Since I am not a Java developer, I ported the library (we are still working on all the features) in Golang and now it’s in the main testcontainers/testcontainers-go organization.
func TestNginxLatestReturn(t *testing.T) {
ctx := context.Background()
req := testcontainers.ContainerRequest{
Image: "nginx",
ExposedPorts: []string{"80/tcp"},
}
nginxC, err := testcontainers.GenericContainer(ctx, testcontainers.GenericContainerRequest{
ContainerRequest: req,
Started: true,
})
if err != nil {
t.Error(err)
}
defer nginxC.Terminate(ctx)
ip, err := nginxC.Host(ctx)
if err != nil {
t.Error(err)
}
port, err := nginxC.MappedPort(ctx, "80")
if err != nil {
t.Error(err)
}
resp, err := http.Get(fmt.Sprintf("http://%s:%s", ip, port.Port()))
if resp.StatusCode != http.StatusOK {
t.Errorf("Expected status code %d. Got %d.", http.StatusOK, resp.StatusCode)
}
}
Creating the Test
This is what it looks like:ctx := context.Background()

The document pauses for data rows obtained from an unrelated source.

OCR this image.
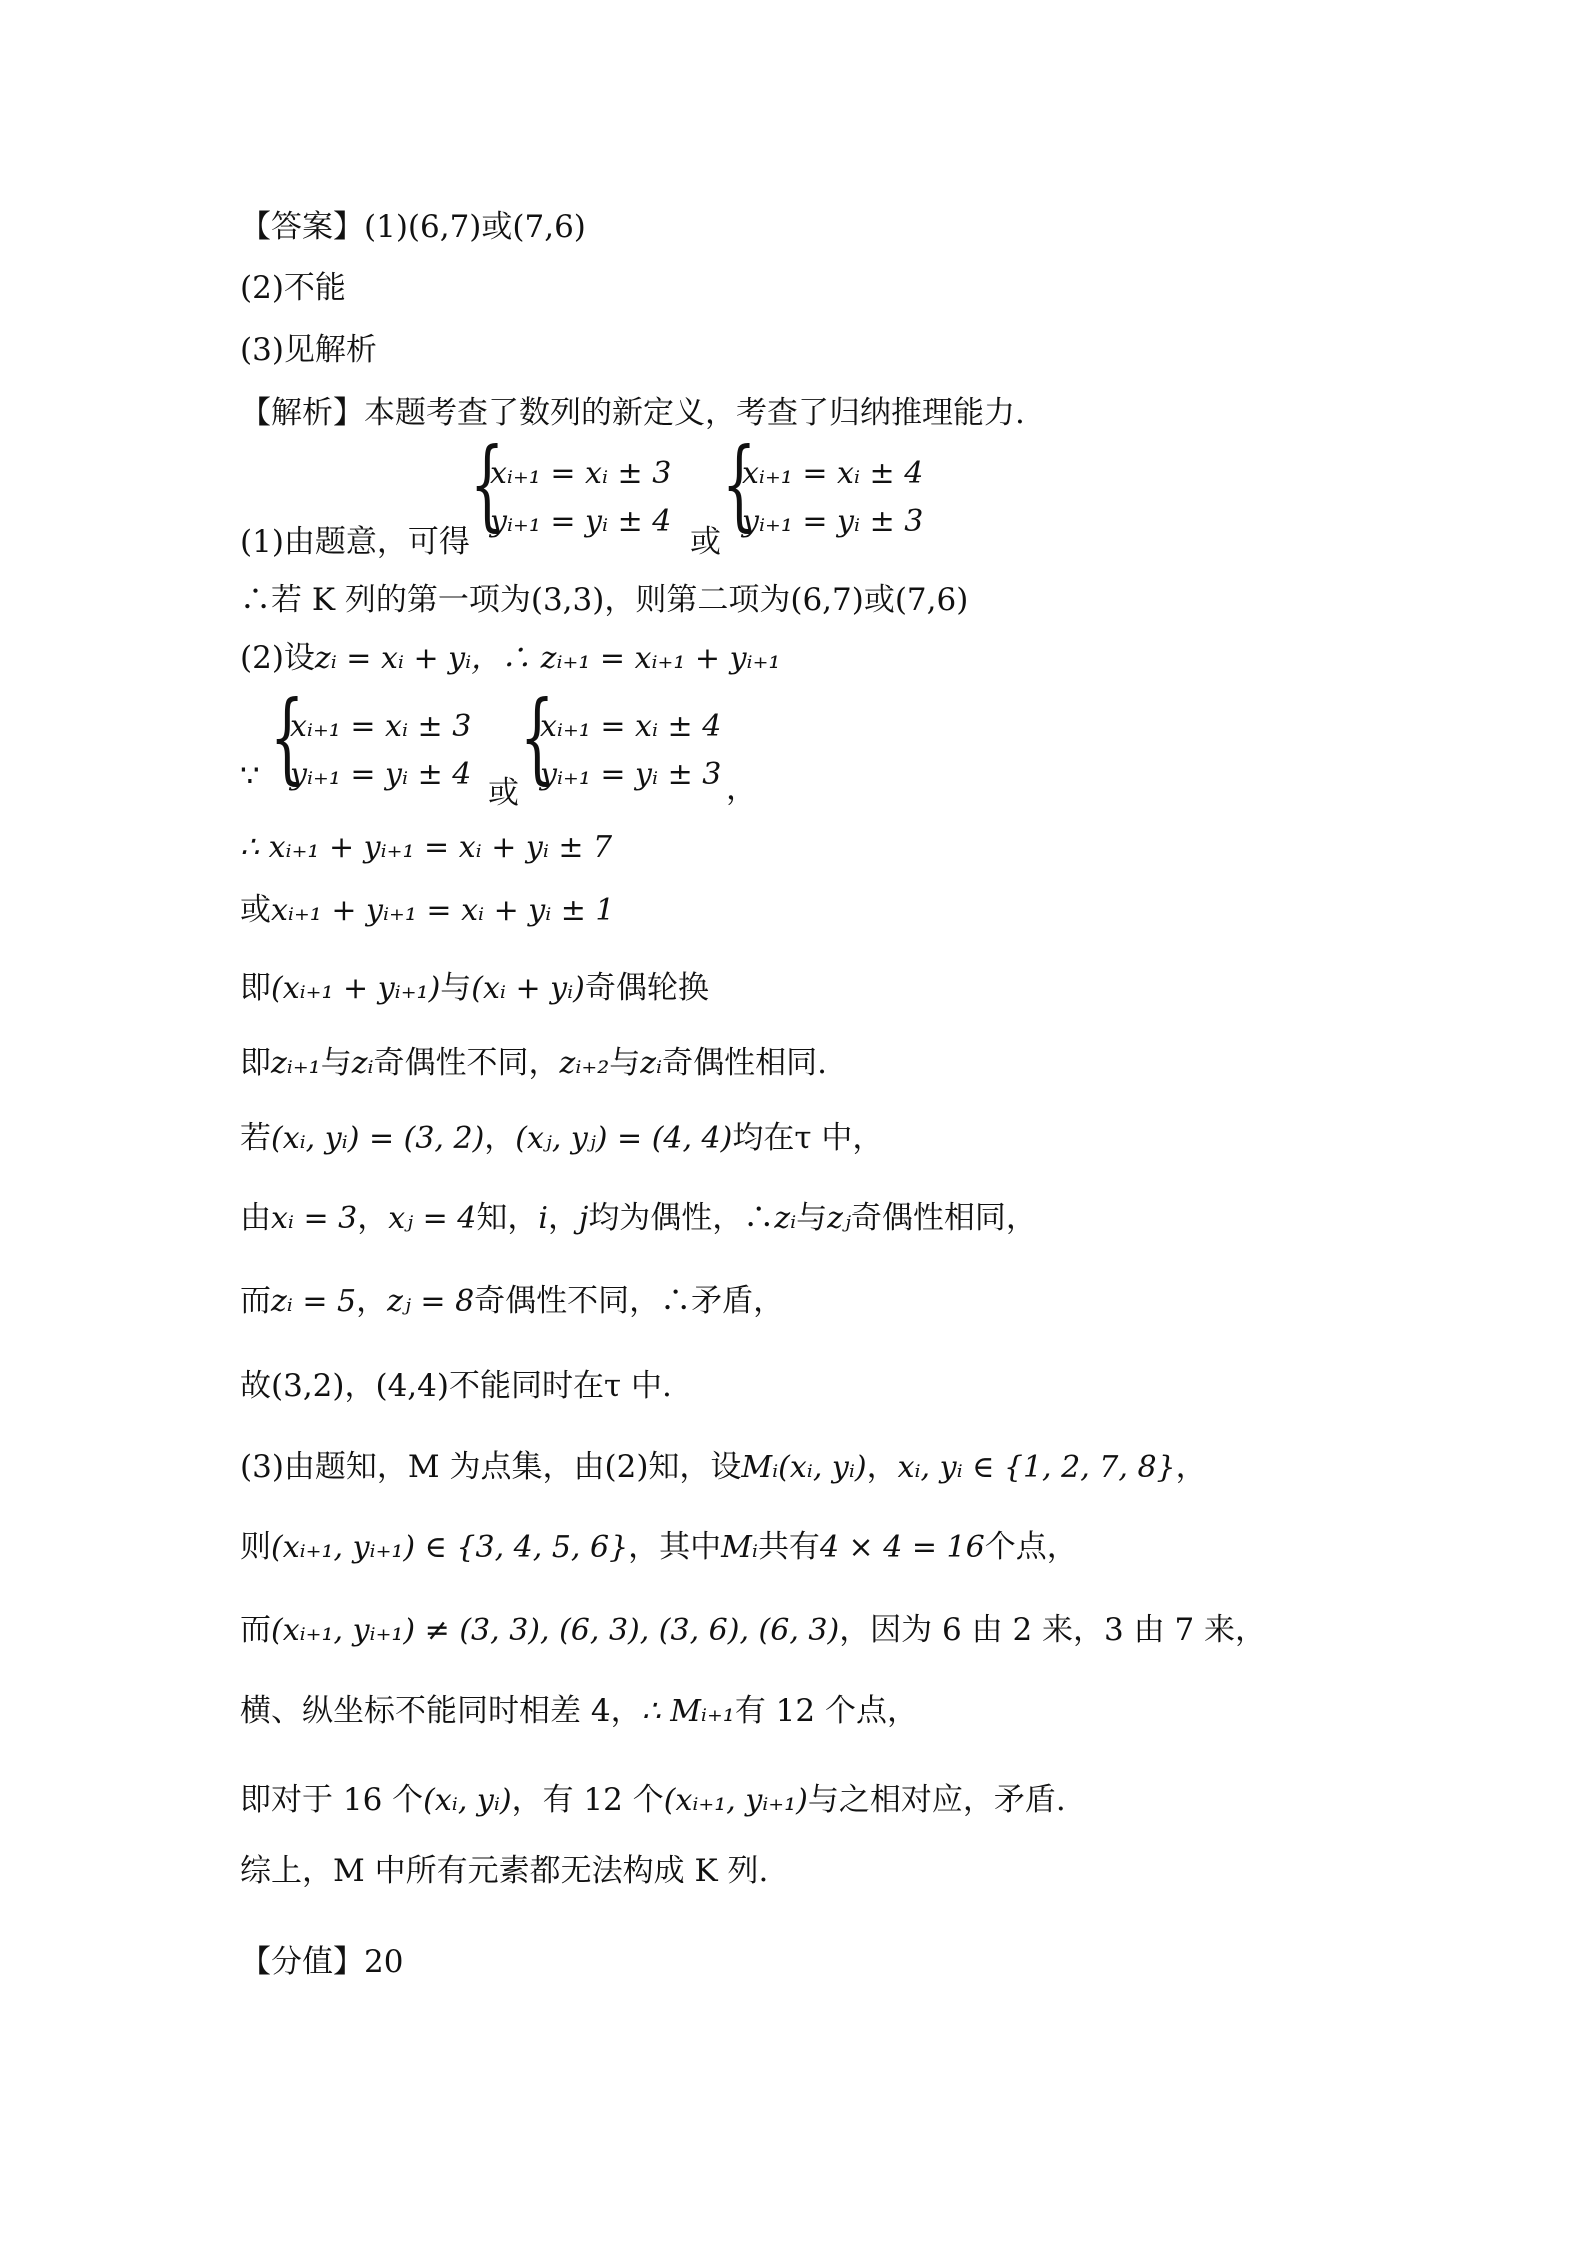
【答案】(1)(6,7)或(7,6)
(2)不能
(3)见解析
【解析】本题考查了数列的新定义，考查了归纳推理能力.
(1)由题意，可得 {
xᵢ₊₁ = xᵢ ± 3
yᵢ₊₁ = yᵢ ± 4
或 {
xᵢ₊₁ = xᵢ ± 4
yᵢ₊₁ = yᵢ ± 3
∴若 K 列的第一项为(3,3)，则第二项为(6,7)或(7,6)
(2)设zᵢ = xᵢ + yᵢ，∴ zᵢ₊₁ = xᵢ₊₁ + yᵢ₊₁
∵ {
xᵢ₊₁ = xᵢ ± 3
yᵢ₊₁ = yᵢ ± 4
或 {
xᵢ₊₁ = xᵢ ± 4
yᵢ₊₁ = yᵢ ± 3 ，
∴ xᵢ₊₁ + yᵢ₊₁ = xᵢ + yᵢ ± 7
或xᵢ₊₁ + yᵢ₊₁ = xᵢ + yᵢ ± 1
即(xᵢ₊₁ + yᵢ₊₁)与(xᵢ + yᵢ)奇偶轮换
即zᵢ₊₁与zᵢ奇偶性不同，zᵢ₊₂与zᵢ奇偶性相同.
若(xᵢ, yᵢ) = (3, 2)，(xⱼ, yⱼ) = (4, 4)均在τ 中，
由xᵢ = 3，xⱼ = 4知，i，j均为偶性，∴zᵢ与zⱼ奇偶性相同，
而zᵢ = 5，zⱼ = 8奇偶性不同，∴矛盾，
故(3,2)，(4,4)不能同时在τ 中.
(3)由题知，M 为点集，由(2)知，设Mᵢ(xᵢ, yᵢ)，xᵢ, yᵢ ∈ {1, 2, 7, 8}，
则(xᵢ₊₁, yᵢ₊₁) ∈ {3, 4, 5, 6}，其中Mᵢ共有4 × 4 = 16个点，
而(xᵢ₊₁, yᵢ₊₁) ≠ (3, 3), (6, 3), (3, 6), (6, 3)，因为 6 由 2 来，3 由 7 来，
横、纵坐标不能同时相差 4，∴ Mᵢ₊₁有 12 个点，
即对于 16 个(xᵢ, yᵢ)，有 12 个(xᵢ₊₁, yᵢ₊₁)与之相对应，矛盾.
综上，M 中所有元素都无法构成 K 列.
【分值】20
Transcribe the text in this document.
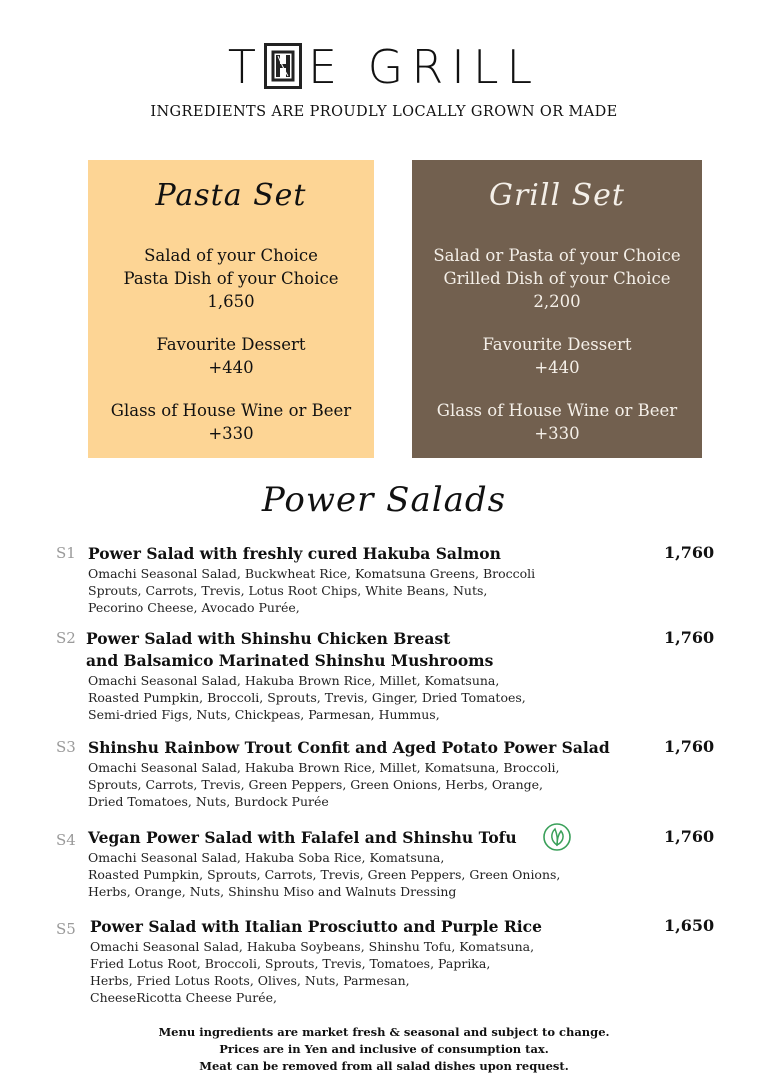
T E GRILL
INGREDIENTS ARE PROUDLY LOCALLY GROWN OR MADE
Pasta Set
Salad of your Choice
Pasta Dish of your Choice
1,650
Favourite Dessert
+440
Glass of House Wine or Beer
+330
Grill Set
Salad or Pasta of your Choice
Grilled Dish of your Choice
2,200
Favourite Dessert
+440
Glass of House Wine or Beer
+330
Power Salads
S1 Power Salad with freshly cured Hakuba Salmon	1,760
Omachi Seasonal Salad, Buckwheat Rice, Komatsuna Greens, Broccoli
Sprouts, Carrots, Trevis, Lotus Root Chips, White Beans, Nuts,
Pecorino Cheese, Avocado Purée,
S2 Power Salad with Shinshu Chicken Breast
and Balsamico Marinated Shinshu Mushrooms
1,760
Omachi Seasonal Salad, Hakuba Brown Rice, Millet, Komatsuna,
Roasted Pumpkin, Broccoli, Sprouts, Trevis, Ginger, Dried Tomatoes,
Semi-dried Figs, Nuts, Chickpeas, Parmesan, Hummus,
S3 Shinshu Rainbow Trout Confit and Aged Potato Power Salad	1,760
Omachi Seasonal Salad, Hakuba Brown Rice, Millet, Komatsuna, Broccoli,
Sprouts, Carrots, Trevis, Green Peppers, Green Onions, Herbs, Orange,
Dried Tomatoes, Nuts, Burdock Purée
S4 Vegan Power Salad with Falafel and Shinshu Tofu	1,760
Omachi Seasonal Salad, Hakuba Soba Rice, Komatsuna,
Roasted Pumpkin, Sprouts, Carrots, Trevis, Green Peppers, Green Onions,
Herbs, Orange, Nuts, Shinshu Miso and Walnuts Dressing
S5 Power Salad with Italian Prosciutto and Purple Rice	1,650
Omachi Seasonal Salad, Hakuba Soybeans, Shinshu Tofu, Komatsuna,
Fried Lotus Root, Broccoli, Sprouts, Trevis, Tomatoes, Paprika,
Herbs, Fried Lotus Roots, Olives, Nuts, Parmesan,
CheeseRicotta Cheese Purée,
Menu ingredients are market fresh & seasonal and subject to change.
Prices are in Yen and inclusive of consumption tax.
Meat can be removed from all salad dishes upon request.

req := testcontainers.ContainerRequest{
Image: "nginx",
ExposedPorts: []string{"80/tcp"},
}
nginxC, err := testcontainers.GenericContainer(ctx, testcontainers.GenericContainerRequest{
ContainerRequest: req,
Started: true,
})
if err != nil {
t.Error(err)
}
defer nginxC.Terminate(ctx)
You create the nginx container and with the defer nginxC.Terminate(ctx)
command, you are cleaning up the container when the test is over. Remember ryuk? it is not a mandatory command, but testcontainers-go uses it to remove the containers at some point.
Modules
The Java library has a feature called modules where you get pre-canned containers such as databases (mysql, postgress, cassandra, etc.) or applications like nginx.The go version is working on something similar but it is still an open pr.If you’d like to build a microservice your application relies on from the upstream video, this is a great feature. Or if you would like to test how your application behaves from inside a container (probably more similar to where it will run in prod). This is how it works in Java:
@Rule
public GenericContainer dslContainer = new GenericContainer(
new ImageFromDockerfile()
.withFileFromString("folder/someFile.txt", "hello")
.withFileFromClasspath("test.txt", "mappable-resource/test-resource.txt")
.withFileFromClasspath("Dockerfile", "mappable-dockerfile/Dockerfile"))
What I’m working on now
Something that I am currently working on is a newcanned
container that uses kind to spin up Kubernetes clusters inside a container. If your applications use the Kubernetes API, you can test it in integration:
ctx := context.Background()
k := &KubeKindContainer{}
err := k.Start(ctx)
if err != nil {
t.Fatal(err.Error())
}
defer k.Terminate(ctx)
clientset, err := k.GetClientset()
if err != nil {
t.Fatal(err.Error())
}
ns, err := clientset.CoreV1().Namespaces().Get("default", metav1.GetOptions{})
if err != nil {
t.Fatal(err.Error())
}
if ns.GetName() != "default" {
t.Fatalf("Expected default namespace got %s", ns.GetName())
This feature is still a work in progress as you can see from PR67.
Calling All Coders
The Java version for testcontainers is the first one developed, it has a lot of features not ported to the Go version or to other libraries as well such as JavaScript, Rust, .Net.
My suggestion is to try the one written in your language and to contribute to it.
In Go we don’t have a way to programmatically build images. I am thinking to embed
buildkit
or img in order to get a damonless builder that doesn’t depend on Docker. The great part about working with the Go version is that all the container related libraries are already in Go, so you can do a very good work of integration with them.